One of Greater Cleveland's key aging-services nonprofits is trading its downtown digs for a sprawling suburban campus, picking up the former Moen headquarters in North Olmsted for $6.6 million in a move that will give staff, clients and visitors a lot more breathing room and a sea of surface parking.
Deal And Buyer
The Western Reserve Area Agency on Aging has closed on the roughly 135,000-square-foot property at 25300 Al Moen Drive for about $6.6 million, according to Crain's Cleveland Business. Crain's identified the buyer as the aging-services nonprofit and reported that the agency plans to relocate its administrative headquarters from downtown Cleveland to the North Olmsted site.
What The Building Offers
Marketed this winter by JLL, the three-story Class A building was pitched as a full-service suburban campus. The listing highlights an on-site cafeteria, fitness center, skylit atrium and roughly 450 surface parking spaces. The property also offers direct access to I-480 along with adjacent developable acreage, a combination that could give the agency flexibility for programming and potential future expansion without having to leave the site.
How The Space Opened Up
Moen announced in 2025 that it would consolidate operations and move its corporate headquarters to the Chicago area as part of a Fortune Brands restructuring, which left the long-time North Olmsted home base largely vacant. "I am devastated to hear the news of Moen’s decision to leave Northeast Ohio," North Olmsted Mayor Nicole Dailey Jones told WOIO/Cleveland 19 at the time.
Why It Matters For WRAAA
The Western Reserve Area Agency on Aging currently lists its main office at 1700 East 13th Street in downtown Cleveland and serves older adults and people with disabilities across Cuyahoga, Geauga, Lake, Lorain and Medina counties, according to the Western Reserve Area Agency on Aging.
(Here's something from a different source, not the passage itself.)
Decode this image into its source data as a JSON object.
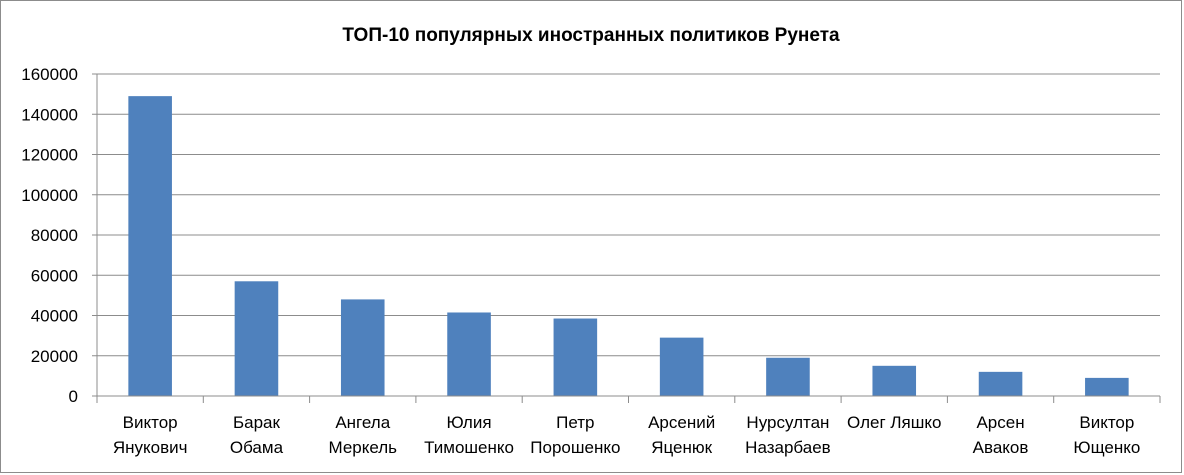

Moving into the North Olmsted campus is expected to give the nonprofit significantly more parking and large blocks of contiguous office space for care coordination, benefit enrollment and other client-facing programs that depend on easy access and room to grow.
Next Steps
Specifics on renovation plans, a timeline for moving staff and which services will ultimately operate out of North Olmsted were not included in the initial coverage, although Crain's Cleveland Business reported that WRAAA intends to make the property its new home. City leaders and agency officials have already expressed interest in seeing the former Moen site put back to productive use, and more detailed plans are expected to surface in the coming weeks as the nonprofit maps out its move.